Легкий холодок вдруг пробежал по шее Сбыслава.
— Разве мы не обо всем с тобой договорились, Медвежья Лапа? — спросил он с беспокойством.
— Обо всем, — признал Олав. — Но прежде, чем ты покинешь нас, я хотел бы, чтобы ты вместе со мной глянул на знаки судьбы, которые разложит для нас Даг Угрюмый.
Сбыслав напрягся еще сильнее.
— Твои вои занимаются волхованием? — он попытался вложить в свой вопрос как можно больше презрения, однако голос его подвел. Князь кривичей кашлянул, заглушая дрожь.
— Даг, кормчий с «Волка Бури», самый старый из нас, — поведал ярл. — Он редко говорит, но многое видит. Должно быть, за его молчаливый нрав Одиннаделил его даром понимать руны. Не раз этот дар вызволял нас из тяжелых передряг.
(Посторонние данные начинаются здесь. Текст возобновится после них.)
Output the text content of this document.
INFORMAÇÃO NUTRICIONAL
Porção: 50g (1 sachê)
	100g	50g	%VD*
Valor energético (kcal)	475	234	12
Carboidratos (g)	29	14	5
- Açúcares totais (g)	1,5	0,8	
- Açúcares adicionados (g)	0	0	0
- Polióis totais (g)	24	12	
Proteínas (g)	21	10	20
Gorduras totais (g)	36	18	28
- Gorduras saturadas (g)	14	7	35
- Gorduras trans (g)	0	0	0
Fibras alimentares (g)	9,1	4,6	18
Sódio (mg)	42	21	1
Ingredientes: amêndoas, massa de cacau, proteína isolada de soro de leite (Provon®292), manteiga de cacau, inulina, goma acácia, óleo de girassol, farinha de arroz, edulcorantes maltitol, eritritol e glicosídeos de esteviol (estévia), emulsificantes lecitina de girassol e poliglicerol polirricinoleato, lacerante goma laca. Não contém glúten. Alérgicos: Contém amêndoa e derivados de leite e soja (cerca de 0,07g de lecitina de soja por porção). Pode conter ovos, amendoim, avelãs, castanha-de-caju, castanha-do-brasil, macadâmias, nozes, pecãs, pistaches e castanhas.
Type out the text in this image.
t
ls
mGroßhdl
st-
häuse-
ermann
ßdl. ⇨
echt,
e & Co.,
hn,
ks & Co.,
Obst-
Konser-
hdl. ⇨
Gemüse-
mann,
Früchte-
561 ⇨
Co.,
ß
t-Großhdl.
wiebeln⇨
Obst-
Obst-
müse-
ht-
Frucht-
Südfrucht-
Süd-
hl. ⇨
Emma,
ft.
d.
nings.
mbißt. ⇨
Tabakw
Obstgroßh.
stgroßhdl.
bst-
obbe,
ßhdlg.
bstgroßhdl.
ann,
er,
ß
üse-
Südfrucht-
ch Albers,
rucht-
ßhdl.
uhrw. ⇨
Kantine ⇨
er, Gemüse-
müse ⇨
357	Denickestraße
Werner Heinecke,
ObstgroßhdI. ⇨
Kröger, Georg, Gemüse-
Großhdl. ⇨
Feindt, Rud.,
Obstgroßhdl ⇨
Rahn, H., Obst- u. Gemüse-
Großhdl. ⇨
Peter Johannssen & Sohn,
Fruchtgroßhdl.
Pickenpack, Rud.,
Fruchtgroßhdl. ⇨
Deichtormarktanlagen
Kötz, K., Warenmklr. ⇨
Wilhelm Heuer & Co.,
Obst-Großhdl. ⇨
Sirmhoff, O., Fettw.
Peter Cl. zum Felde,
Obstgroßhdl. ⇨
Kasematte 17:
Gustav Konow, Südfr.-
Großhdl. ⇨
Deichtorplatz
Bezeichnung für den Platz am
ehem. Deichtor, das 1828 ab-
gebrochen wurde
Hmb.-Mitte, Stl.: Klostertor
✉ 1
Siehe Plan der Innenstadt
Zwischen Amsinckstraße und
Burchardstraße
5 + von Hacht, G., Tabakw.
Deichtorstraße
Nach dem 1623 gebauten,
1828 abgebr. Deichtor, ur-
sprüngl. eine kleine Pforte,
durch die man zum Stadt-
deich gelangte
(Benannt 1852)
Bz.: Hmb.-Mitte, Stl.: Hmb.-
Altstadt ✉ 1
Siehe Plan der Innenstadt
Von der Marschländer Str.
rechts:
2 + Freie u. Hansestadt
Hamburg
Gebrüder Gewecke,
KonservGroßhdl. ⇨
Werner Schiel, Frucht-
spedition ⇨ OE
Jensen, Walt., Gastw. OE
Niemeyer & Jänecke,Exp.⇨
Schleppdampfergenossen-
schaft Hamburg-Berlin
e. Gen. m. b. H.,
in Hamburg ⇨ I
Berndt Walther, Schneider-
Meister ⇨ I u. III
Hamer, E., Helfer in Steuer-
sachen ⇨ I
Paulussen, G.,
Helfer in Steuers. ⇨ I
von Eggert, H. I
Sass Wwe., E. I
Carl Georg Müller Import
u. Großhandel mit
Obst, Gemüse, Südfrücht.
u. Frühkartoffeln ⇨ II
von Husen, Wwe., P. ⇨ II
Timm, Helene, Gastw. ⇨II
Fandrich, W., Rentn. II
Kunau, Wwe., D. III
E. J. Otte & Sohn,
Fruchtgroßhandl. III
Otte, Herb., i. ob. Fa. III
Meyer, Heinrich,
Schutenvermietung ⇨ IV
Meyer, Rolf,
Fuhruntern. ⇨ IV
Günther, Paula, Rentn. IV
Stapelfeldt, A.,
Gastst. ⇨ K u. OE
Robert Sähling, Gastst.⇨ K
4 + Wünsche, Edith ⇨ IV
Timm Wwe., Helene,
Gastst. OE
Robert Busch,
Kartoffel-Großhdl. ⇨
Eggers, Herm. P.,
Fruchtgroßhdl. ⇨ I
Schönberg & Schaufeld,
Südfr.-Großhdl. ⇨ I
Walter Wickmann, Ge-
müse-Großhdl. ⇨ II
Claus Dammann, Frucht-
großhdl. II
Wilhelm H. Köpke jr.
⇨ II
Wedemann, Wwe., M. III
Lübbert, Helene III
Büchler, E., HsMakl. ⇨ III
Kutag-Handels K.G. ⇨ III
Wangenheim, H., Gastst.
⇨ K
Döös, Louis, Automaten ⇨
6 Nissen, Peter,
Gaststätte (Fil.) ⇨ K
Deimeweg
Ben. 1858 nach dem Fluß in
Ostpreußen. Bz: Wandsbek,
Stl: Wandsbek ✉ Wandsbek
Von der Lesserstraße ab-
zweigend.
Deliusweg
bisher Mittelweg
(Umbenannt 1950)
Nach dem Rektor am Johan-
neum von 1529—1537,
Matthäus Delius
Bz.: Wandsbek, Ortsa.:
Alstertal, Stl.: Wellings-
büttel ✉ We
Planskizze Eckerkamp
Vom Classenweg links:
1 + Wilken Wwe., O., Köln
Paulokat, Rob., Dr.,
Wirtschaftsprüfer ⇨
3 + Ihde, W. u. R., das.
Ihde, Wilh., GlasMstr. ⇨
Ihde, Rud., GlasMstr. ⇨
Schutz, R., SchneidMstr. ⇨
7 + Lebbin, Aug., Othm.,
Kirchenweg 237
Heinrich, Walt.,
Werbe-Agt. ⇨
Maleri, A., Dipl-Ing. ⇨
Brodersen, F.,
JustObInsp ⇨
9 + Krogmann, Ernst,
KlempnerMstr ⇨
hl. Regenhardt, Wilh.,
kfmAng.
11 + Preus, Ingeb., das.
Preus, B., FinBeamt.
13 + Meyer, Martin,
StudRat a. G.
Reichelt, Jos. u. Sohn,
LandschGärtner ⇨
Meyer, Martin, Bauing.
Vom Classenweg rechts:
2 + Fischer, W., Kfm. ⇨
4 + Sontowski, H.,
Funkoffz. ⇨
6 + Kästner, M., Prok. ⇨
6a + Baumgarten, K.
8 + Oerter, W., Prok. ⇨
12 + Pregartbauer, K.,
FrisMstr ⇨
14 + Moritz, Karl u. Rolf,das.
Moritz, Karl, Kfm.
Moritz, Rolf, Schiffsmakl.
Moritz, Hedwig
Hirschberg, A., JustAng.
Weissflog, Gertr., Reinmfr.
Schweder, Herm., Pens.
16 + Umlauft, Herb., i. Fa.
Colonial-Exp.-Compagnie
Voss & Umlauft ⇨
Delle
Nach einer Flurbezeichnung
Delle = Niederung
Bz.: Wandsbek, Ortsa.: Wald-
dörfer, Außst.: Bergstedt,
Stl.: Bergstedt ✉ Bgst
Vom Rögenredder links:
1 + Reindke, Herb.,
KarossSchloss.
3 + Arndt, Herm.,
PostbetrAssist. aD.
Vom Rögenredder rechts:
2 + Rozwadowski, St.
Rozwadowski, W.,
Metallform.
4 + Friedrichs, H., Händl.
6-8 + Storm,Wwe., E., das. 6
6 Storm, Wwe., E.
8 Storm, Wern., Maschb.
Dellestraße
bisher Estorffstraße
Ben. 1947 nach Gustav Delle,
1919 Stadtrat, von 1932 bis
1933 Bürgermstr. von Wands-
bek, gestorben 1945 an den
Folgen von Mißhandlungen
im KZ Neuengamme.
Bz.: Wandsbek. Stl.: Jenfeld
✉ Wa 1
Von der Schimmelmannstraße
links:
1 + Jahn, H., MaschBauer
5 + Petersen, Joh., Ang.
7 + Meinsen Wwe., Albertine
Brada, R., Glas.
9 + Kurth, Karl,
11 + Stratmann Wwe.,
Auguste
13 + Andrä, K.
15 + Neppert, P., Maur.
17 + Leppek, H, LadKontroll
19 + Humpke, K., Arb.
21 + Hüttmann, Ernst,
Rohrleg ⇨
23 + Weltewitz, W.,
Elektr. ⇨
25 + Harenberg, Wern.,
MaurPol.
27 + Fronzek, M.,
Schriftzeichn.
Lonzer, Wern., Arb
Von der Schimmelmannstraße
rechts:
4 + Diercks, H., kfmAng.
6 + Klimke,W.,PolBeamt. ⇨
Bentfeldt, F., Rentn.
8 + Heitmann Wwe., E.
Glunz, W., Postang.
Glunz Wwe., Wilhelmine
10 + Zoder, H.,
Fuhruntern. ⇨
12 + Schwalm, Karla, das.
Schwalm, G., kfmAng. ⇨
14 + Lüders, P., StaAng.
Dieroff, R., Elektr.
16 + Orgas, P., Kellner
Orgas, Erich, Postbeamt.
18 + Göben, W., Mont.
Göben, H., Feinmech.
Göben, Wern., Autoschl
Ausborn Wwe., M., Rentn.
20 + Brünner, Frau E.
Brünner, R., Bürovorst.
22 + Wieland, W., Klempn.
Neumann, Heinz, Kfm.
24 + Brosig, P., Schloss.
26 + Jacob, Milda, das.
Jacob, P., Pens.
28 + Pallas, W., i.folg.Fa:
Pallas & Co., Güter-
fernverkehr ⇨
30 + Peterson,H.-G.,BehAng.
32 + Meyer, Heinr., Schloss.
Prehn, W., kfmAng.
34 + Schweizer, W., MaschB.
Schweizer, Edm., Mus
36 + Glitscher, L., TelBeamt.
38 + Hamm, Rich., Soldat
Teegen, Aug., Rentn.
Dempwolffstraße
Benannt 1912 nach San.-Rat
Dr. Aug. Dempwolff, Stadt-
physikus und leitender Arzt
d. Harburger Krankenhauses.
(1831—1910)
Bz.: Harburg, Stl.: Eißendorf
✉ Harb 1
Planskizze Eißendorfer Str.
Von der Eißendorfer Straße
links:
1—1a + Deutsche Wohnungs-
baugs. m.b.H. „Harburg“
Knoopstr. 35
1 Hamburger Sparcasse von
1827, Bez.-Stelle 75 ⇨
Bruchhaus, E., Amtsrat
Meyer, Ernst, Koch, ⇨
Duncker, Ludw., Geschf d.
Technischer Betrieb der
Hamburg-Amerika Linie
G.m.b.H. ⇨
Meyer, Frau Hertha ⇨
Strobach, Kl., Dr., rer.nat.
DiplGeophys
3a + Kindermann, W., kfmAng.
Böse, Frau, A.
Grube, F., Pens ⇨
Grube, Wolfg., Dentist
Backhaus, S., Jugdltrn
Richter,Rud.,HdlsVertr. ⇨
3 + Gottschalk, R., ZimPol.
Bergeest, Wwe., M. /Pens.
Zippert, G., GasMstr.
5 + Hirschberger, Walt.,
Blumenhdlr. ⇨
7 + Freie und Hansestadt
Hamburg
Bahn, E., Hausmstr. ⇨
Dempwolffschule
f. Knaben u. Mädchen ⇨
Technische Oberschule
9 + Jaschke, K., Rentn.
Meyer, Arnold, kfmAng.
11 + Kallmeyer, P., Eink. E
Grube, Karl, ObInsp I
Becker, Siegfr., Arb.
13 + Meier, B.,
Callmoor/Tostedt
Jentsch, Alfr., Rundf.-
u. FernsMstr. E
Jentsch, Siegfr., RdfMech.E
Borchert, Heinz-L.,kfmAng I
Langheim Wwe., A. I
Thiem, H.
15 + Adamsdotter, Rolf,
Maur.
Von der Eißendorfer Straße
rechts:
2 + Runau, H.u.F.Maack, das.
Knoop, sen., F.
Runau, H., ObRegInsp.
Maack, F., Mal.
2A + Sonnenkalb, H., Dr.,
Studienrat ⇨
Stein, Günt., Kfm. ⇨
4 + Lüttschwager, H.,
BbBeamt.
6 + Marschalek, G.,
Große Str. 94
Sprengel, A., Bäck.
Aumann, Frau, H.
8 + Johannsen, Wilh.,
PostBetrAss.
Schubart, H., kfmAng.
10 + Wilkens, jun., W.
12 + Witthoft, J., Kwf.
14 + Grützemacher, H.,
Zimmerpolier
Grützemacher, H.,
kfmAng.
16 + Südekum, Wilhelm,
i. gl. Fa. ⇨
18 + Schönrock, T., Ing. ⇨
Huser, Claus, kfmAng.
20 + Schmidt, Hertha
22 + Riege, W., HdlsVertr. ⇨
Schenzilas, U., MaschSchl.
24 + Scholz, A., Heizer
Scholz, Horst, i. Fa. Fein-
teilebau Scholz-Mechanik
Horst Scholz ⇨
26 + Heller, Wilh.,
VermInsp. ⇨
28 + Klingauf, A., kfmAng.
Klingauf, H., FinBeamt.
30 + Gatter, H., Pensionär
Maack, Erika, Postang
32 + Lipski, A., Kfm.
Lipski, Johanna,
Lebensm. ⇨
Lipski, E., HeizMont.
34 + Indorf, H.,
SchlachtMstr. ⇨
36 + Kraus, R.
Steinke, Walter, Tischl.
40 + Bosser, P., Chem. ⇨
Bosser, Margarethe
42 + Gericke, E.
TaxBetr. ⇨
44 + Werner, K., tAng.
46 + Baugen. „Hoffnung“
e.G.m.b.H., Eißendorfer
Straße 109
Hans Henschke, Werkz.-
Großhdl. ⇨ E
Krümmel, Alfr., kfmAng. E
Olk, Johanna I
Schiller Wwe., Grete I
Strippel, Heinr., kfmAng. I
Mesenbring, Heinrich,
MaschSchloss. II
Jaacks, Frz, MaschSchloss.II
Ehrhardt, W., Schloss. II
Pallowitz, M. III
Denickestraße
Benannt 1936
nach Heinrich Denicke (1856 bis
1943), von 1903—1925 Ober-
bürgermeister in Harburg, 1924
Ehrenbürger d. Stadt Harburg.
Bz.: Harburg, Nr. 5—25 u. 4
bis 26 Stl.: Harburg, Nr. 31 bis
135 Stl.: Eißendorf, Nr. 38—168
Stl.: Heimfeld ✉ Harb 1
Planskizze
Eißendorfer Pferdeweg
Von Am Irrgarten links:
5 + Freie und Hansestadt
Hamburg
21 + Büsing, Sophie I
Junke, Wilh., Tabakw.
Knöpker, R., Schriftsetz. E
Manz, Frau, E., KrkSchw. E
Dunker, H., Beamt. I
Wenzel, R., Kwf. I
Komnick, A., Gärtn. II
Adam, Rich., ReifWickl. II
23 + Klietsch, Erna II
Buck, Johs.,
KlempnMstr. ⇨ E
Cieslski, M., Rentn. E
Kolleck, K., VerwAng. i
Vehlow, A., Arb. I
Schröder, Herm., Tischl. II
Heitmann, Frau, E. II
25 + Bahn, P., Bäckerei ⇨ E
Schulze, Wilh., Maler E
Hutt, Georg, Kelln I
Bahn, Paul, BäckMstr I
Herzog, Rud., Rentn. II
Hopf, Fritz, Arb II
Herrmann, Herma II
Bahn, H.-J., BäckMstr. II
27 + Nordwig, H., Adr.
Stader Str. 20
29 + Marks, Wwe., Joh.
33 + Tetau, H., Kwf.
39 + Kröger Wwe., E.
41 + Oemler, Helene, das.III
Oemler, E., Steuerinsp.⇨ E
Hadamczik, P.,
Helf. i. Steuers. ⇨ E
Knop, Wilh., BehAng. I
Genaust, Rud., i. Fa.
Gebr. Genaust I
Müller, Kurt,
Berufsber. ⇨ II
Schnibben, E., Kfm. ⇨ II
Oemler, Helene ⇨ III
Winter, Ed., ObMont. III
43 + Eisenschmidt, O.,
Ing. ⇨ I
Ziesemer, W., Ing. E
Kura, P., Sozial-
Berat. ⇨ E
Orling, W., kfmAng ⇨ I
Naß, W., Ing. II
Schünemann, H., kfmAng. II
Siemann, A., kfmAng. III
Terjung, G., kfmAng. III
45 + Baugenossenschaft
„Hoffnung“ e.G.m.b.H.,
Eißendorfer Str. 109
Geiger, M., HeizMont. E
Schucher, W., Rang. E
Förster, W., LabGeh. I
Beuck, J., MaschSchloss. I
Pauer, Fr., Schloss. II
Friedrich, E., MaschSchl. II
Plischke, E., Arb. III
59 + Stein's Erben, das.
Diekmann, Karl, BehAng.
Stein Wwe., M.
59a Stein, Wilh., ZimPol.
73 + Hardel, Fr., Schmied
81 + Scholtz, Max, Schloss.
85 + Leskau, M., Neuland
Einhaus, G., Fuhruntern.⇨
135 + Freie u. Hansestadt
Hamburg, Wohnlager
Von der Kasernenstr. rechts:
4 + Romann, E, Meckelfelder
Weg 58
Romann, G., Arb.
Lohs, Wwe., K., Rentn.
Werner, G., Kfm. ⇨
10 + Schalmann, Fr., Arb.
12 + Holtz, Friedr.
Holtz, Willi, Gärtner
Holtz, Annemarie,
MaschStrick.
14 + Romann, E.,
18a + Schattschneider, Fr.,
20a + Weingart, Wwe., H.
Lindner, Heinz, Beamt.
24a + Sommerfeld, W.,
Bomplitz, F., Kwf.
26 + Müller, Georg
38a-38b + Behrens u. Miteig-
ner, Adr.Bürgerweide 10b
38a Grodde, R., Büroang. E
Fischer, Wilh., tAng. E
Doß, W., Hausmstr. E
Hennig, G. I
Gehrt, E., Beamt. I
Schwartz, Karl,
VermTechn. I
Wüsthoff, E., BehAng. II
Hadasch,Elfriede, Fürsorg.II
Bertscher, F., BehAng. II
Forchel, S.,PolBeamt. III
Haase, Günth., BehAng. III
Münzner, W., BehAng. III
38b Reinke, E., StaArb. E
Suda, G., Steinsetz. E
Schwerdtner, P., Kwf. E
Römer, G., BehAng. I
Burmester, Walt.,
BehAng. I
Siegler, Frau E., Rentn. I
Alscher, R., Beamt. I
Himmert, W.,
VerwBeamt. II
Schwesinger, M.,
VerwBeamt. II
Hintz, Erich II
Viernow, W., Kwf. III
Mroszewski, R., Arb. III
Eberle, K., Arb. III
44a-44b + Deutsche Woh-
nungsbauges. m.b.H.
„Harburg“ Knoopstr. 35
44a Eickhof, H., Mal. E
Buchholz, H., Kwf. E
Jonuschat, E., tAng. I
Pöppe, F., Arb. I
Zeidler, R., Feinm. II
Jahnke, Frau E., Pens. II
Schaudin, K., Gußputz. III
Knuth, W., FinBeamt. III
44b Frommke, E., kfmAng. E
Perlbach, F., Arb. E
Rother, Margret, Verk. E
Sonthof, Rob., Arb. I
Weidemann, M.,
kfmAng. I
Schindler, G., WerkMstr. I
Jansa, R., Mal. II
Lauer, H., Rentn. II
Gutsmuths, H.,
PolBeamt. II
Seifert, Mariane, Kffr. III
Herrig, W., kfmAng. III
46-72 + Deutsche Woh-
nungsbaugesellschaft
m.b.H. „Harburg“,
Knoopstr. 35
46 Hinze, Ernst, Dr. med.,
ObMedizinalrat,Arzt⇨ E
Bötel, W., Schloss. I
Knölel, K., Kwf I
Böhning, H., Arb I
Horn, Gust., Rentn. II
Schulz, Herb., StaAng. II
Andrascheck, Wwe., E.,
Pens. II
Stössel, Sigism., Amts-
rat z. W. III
Перед серьезным делом лучше узнать, чего стоит ждать от похода.
— Что ж, я готов взглянуть на твоего обавника[51] и его умения, — с неохотой подчинился Сбыслав.
— Эй, кликните сюда старого Дага и Бови Скальда! — велел Олав ратникам.
Вскоре перед ярлом и князем кривичей предстали двое. Один — сутулый седовласый воин хмурого вида в потертой шерстяной рубахе красно-коричневого цвета, покрытой желтыми заплатками, образующими на груди фигуры двух воронов. Сбыславу было известно, что такие заговоренные заплаты на одежде выполняют у урман роль оберегов. Штаны, мешковато топорщащиеся над засаленными обмотками икр, имели синие полосы. На кожаной перевязи его висел длинный, но бесхитростный меч с деревянной рукоятью. Другой воин был совсем юным и на удивление стройным, с глубокими голубыми глазами. Русые волосы его были собраны в раздвоенную косу на затылке, темя стянуто золотистой повязкой. Плащ с бобровой опушкой, наброшенный поверх кольчуги, крепился на правом плече большой треугольной застежкой, а в нескольких местах его покрывали бронзовые бляшки в форме лошадиных голов и похожие на полумесяц броши.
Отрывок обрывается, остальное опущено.